Part $b$ states, let $\Gamma$ be any curve from $(2,0,0)$ to ($-2,0,0)$ on the sphere, $x^2+y^2+z^2=4$, use results from $a$ to calculate, $$\int_{\Gamma}^{} \bar v \cdot d\bar r$$
Since $(\nabla\times \bar v)\cdot \bar x=0$, this results in the Stokes' Theorem giving a value of $0$, since, according to the theorem, $$\int_{\Gamma}^{} \bar v \cdot d\bar r = \int{\int_{S}^{} (\nabla\times \bar v)\bar x\cdot dS}$$ Can someone elaborate on what this means, mathematically or physically? Or have I have made a conceptual mistake?
You can only apply Stokes's Theorem if you have a closed curve $\Gamma$ bounding a surface $S$. Now it is true that at the point $\vec x$ on the given sphere, the unit normal is a scalar multiple of $\vec x$, so if we take the flux of $\nabla\times\vec v$ across any portion of the sphere, we will get $0$.
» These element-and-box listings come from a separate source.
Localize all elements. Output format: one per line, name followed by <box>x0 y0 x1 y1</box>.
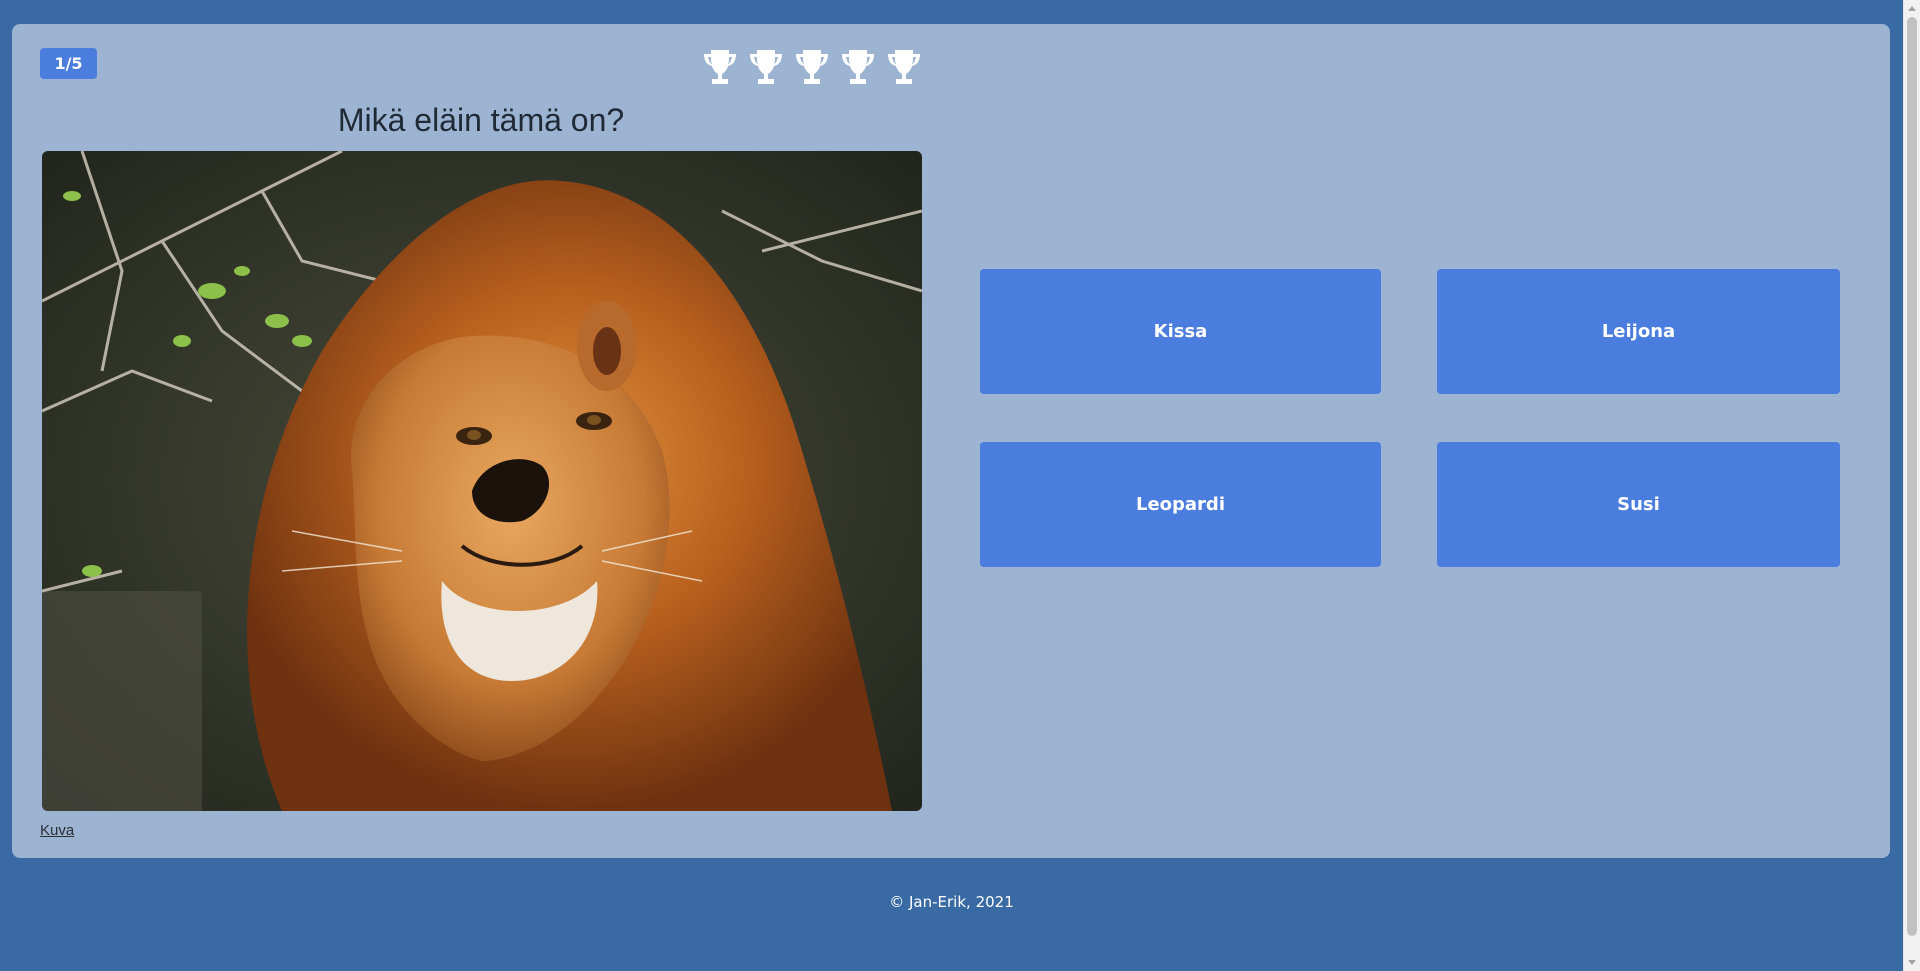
scrollbar-thumb[interactable] <box>1907 17 1917 936</box>
answer-button-leijona[interactable]: Leijona <box>1437 269 1840 394</box>
answer-button-kissa[interactable]: Kissa <box>980 269 1381 394</box>
trophy-icon <box>704 50 736 84</box>
answer-button-leopardi[interactable]: Leopardi <box>980 442 1381 567</box>
trophy-icon <box>750 50 782 84</box>
scroll-up-arrow-icon[interactable] <box>1908 6 1916 11</box>
animal-photo <box>42 151 922 811</box>
answer-button-susi[interactable]: Susi <box>1437 442 1840 567</box>
trophy-icon <box>796 50 828 84</box>
footer-copyright: © Jan-Erik, 2021 <box>889 893 1014 911</box>
progress-badge: 1/5 <box>40 48 97 79</box>
scroll-down-arrow-icon[interactable] <box>1908 960 1916 965</box>
question-text: Mikä eläin tämä on? <box>337 102 625 138</box>
trophy-icon <box>888 50 920 84</box>
quiz-card: 1/5 Mikä eläin tämä on? Kuva <box>12 24 1890 858</box>
page-scrollbar[interactable] <box>1903 0 1920 971</box>
image-credit-link[interactable]: Kuva <box>40 822 74 839</box>
trophy-row <box>700 48 924 86</box>
trophy-icon <box>842 50 874 84</box>
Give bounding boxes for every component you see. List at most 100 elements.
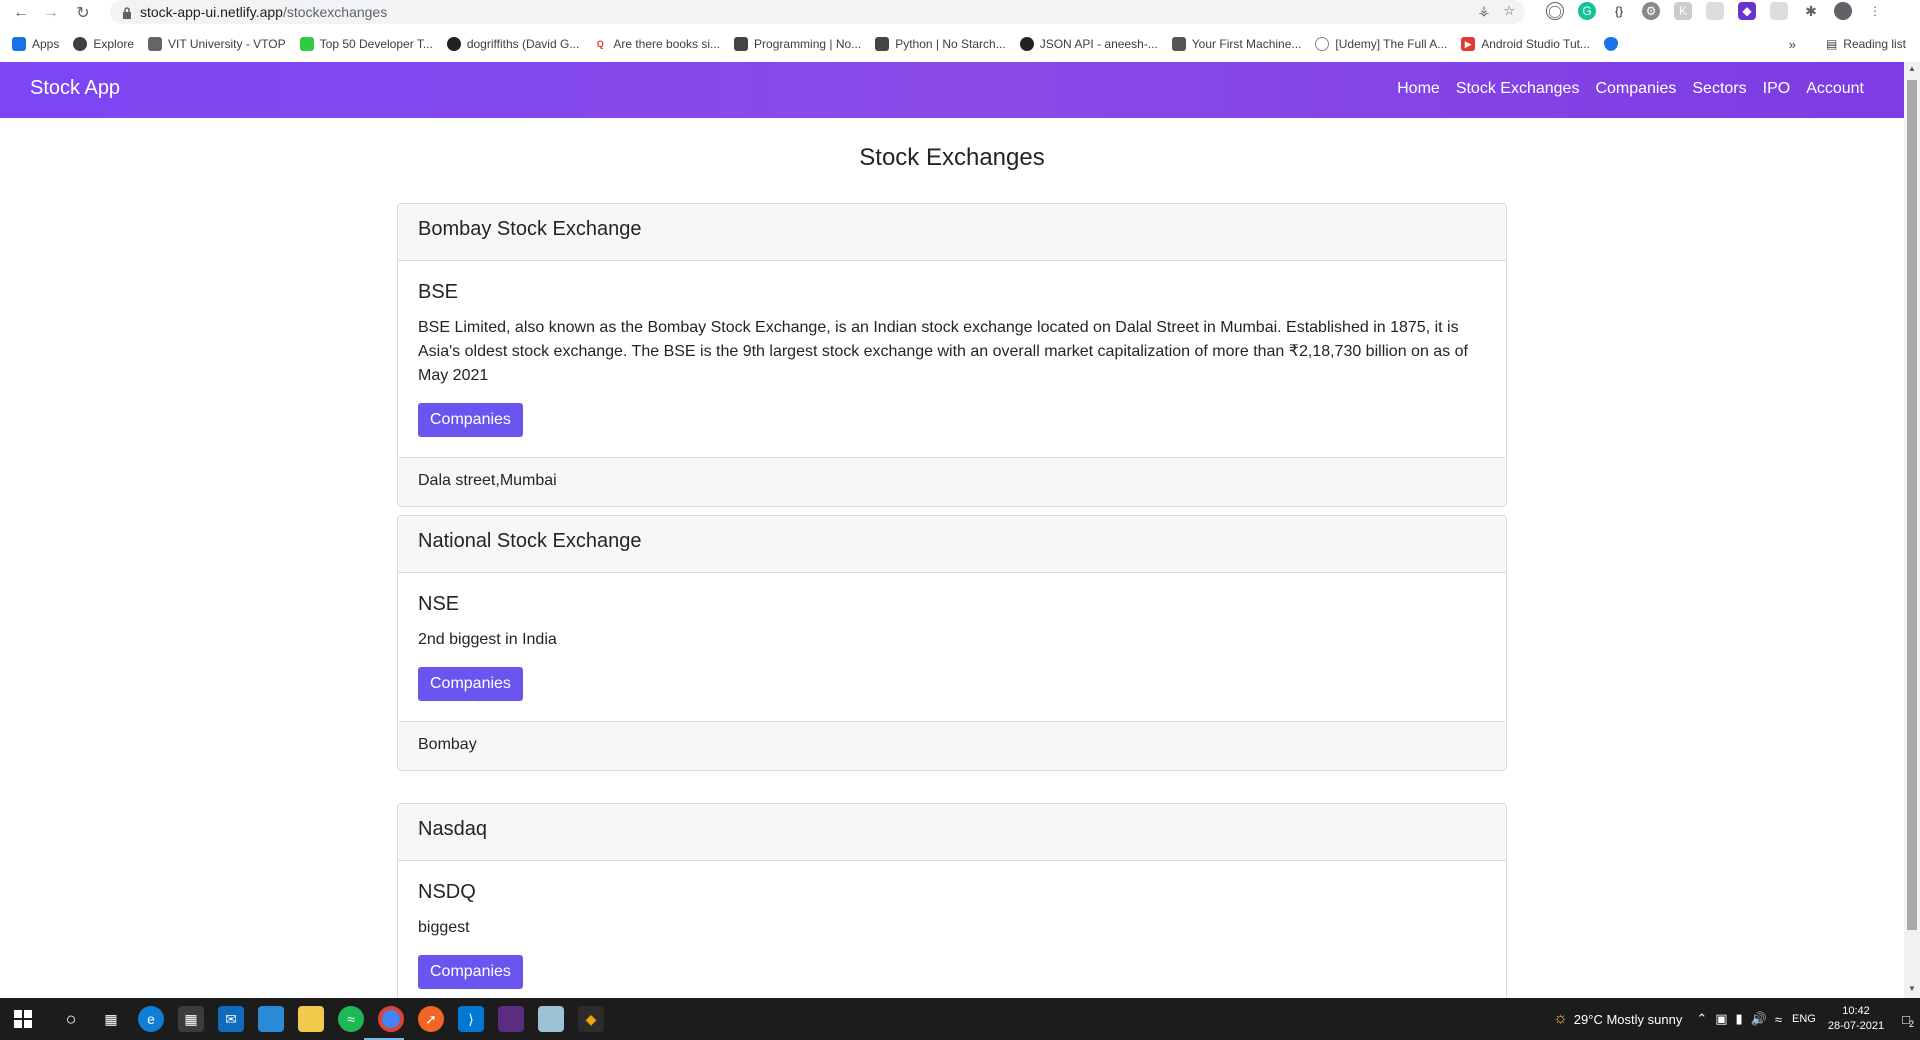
- bookmark-favicon: [1171, 37, 1186, 51]
- bookmark-star-icon[interactable]: ☆: [1503, 3, 1515, 19]
- nav-link-ipo[interactable]: IPO: [1763, 80, 1791, 98]
- bookmark-item[interactable]: [1603, 37, 1624, 51]
- apps-grid-icon: [12, 37, 26, 51]
- windows-start-icon[interactable]: [14, 1010, 32, 1028]
- nav-link-stock-exchanges[interactable]: Stock Exchanges: [1456, 80, 1580, 98]
- bookmark-label: JSON API - aneesh-...: [1039, 37, 1158, 51]
- extension-icon[interactable]: [1706, 2, 1724, 20]
- grammarly-icon[interactable]: G: [1578, 2, 1596, 20]
- avatar[interactable]: [1834, 2, 1852, 20]
- card-body: BSE BSE Limited, also known as the Bomba…: [398, 261, 1506, 457]
- exchange-description: BSE Limited, also known as the Bombay St…: [418, 319, 1468, 384]
- search-icon[interactable]: ○: [58, 1006, 84, 1032]
- puzzle-icon[interactable]: ✱: [1802, 2, 1820, 20]
- wifi-icon[interactable]: ≈: [1775, 1012, 1782, 1027]
- exchange-address: Bombay: [398, 721, 1506, 770]
- nav-link-home[interactable]: Home: [1397, 80, 1440, 98]
- bookmark-item[interactable]: Apps: [12, 37, 59, 51]
- exchange-description: biggest: [418, 919, 470, 936]
- github-icon: [446, 37, 461, 51]
- forward-arrow-icon[interactable]: →: [36, 0, 66, 26]
- nav-link-account[interactable]: Account: [1806, 80, 1864, 98]
- clock-date: 28-07-2021: [1827, 1020, 1885, 1032]
- bookmark-item[interactable]: Your First Machine...: [1171, 37, 1301, 51]
- companies-button[interactable]: Companies: [418, 955, 523, 989]
- scroll-thumb[interactable]: [1907, 80, 1917, 930]
- notification-icon[interactable]: □ 2: [1902, 1012, 1914, 1029]
- edge-icon[interactable]: e: [138, 1006, 164, 1032]
- extension-icon[interactable]: ⚙: [1642, 2, 1660, 20]
- weather-icon[interactable]: ☼: [1553, 1010, 1568, 1028]
- companies-button[interactable]: Companies: [418, 667, 523, 701]
- chevron-up-icon[interactable]: ⌃: [1696, 1011, 1707, 1027]
- reading-list-button[interactable]: ▤ Reading list: [1826, 32, 1906, 56]
- mail-icon[interactable]: ✉: [218, 1006, 244, 1032]
- nav-link-sectors[interactable]: Sectors: [1692, 80, 1746, 98]
- shield-icon: [1603, 37, 1618, 51]
- battery-icon[interactable]: ▮: [1736, 1011, 1743, 1027]
- address-bar[interactable]: stock-app-ui.netlify.app/stockexchanges …: [110, 0, 1525, 24]
- udemy-icon: [1315, 37, 1330, 51]
- bookmark-item[interactable]: dogriffiths (David G...: [446, 37, 579, 51]
- nav-link-companies[interactable]: Companies: [1595, 80, 1676, 98]
- url-text: stock-app-ui.netlify.app/stockexchanges: [140, 4, 387, 20]
- exchange-description: 2nd biggest in India: [418, 631, 557, 648]
- language-indicator[interactable]: ENG: [1792, 1013, 1816, 1025]
- navbar: Stock App Home Stock Exchanges Companies…: [0, 62, 1904, 118]
- scroll-down-icon[interactable]: ▼: [1904, 984, 1920, 998]
- bookmark-label: VIT University - VTOP: [168, 37, 286, 51]
- weather-text[interactable]: 29°C Mostly sunny: [1574, 1012, 1683, 1027]
- windows-taskbar: ○ ▦ e ▦ ✉ ≈ ➚ ⟩ ◆ ☼ 29°C Mostly sunny ⌃ …: [0, 998, 1920, 1040]
- app-icon[interactable]: [538, 1006, 564, 1032]
- bookmark-item[interactable]: Programming | No...: [734, 37, 861, 51]
- menu-dots-icon[interactable]: ⋮: [1866, 2, 1884, 20]
- bookmark-label: Apps: [32, 37, 60, 51]
- bookmark-label: Python | No Starch...: [895, 37, 1006, 51]
- back-arrow-icon[interactable]: ←: [6, 0, 36, 26]
- tray-icon[interactable]: ▣: [1715, 1011, 1727, 1027]
- clock[interactable]: 10:42 28-07-2021: [1828, 1004, 1884, 1034]
- extension-icon[interactable]: ◆: [1738, 2, 1756, 20]
- task-view-icon[interactable]: ▦: [98, 1006, 124, 1032]
- bookmark-label: Programming | No...: [754, 37, 862, 51]
- store-icon[interactable]: ▦: [178, 1006, 204, 1032]
- extension-icon[interactable]: [1770, 2, 1788, 20]
- reading-list-icon: ▤: [1825, 37, 1838, 51]
- chrome-icon[interactable]: [378, 1006, 404, 1032]
- key-icon[interactable]: ⚶: [1478, 3, 1489, 19]
- vscode-icon[interactable]: ⟩: [458, 1006, 484, 1032]
- bookmark-item[interactable]: JSON API - aneesh-...: [1019, 37, 1158, 51]
- spotify-icon[interactable]: ≈: [338, 1006, 364, 1032]
- reload-icon[interactable]: ↻: [68, 0, 98, 26]
- url-path: /stockexchanges: [282, 4, 388, 20]
- card-body: NSE 2nd biggest in India Companies: [398, 573, 1506, 721]
- bookmark-item[interactable]: ▶ Android Studio Tut...: [1461, 37, 1590, 51]
- more-bookmarks-icon[interactable]: »: [1789, 32, 1796, 56]
- brand-logo[interactable]: Stock App: [30, 77, 120, 100]
- volume-icon[interactable]: 🔊: [1751, 1011, 1767, 1027]
- youtube-icon: ▶: [1461, 37, 1476, 51]
- app-icon[interactable]: [258, 1006, 284, 1032]
- bookmark-item[interactable]: [Udemy] The Full A...: [1315, 37, 1447, 51]
- git-icon[interactable]: ◆: [578, 1006, 604, 1032]
- postman-icon[interactable]: ➚: [418, 1006, 444, 1032]
- extension-icon[interactable]: K: [1674, 2, 1692, 20]
- bookmark-item[interactable]: Top 50 Developer T...: [299, 37, 433, 51]
- json-viewer-icon[interactable]: {}: [1610, 2, 1628, 20]
- bookmark-item[interactable]: Python | No Starch...: [875, 37, 1006, 51]
- file-explorer-icon[interactable]: [298, 1006, 324, 1032]
- bookmark-favicon: [299, 37, 314, 51]
- app-icon[interactable]: [498, 1006, 524, 1032]
- bookmark-label: Android Studio Tut...: [1481, 37, 1590, 51]
- exchange-address: Dala street,Mumbai: [398, 457, 1506, 506]
- extension-icon[interactable]: ◯: [1546, 2, 1564, 20]
- quora-icon: Q: [593, 37, 608, 51]
- bookmark-label: [Udemy] The Full A...: [1335, 37, 1448, 51]
- page-scrollbar[interactable]: ▲ ▼: [1904, 62, 1920, 998]
- bookmark-item[interactable]: Q Are there books si...: [593, 37, 720, 51]
- bookmark-item[interactable]: Explore: [73, 37, 134, 51]
- bookmark-item[interactable]: VIT University - VTOP: [148, 37, 286, 51]
- vit-icon: [148, 37, 163, 51]
- companies-button[interactable]: Companies: [418, 403, 523, 437]
- scroll-up-icon[interactable]: ▲: [1904, 64, 1920, 78]
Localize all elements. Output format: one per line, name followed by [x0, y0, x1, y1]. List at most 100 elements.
Here'a suggestion: Make a closed curve by taking your curve $\Gamma$ from $(2,0,0)$ to $(-2,0,0)$ and following it with one of the semicircles $x^2+y^2=4$, $z=0$ going from $(-2,0,0)$ to $(2,0,0)$ — say $\Gamma'$. Now you have a closed curve $\bar\Gamma$ and what I said above applies. So all you have to do is do the line integral $$\int_{\Gamma'}\vec v\cdot d\vec r = \int_{\Gamma'} y^2\,dx + x^2\,dy$$ explicitly and see that its value is $0$. Oh dear, but it isn't. So the homework problem is flawed.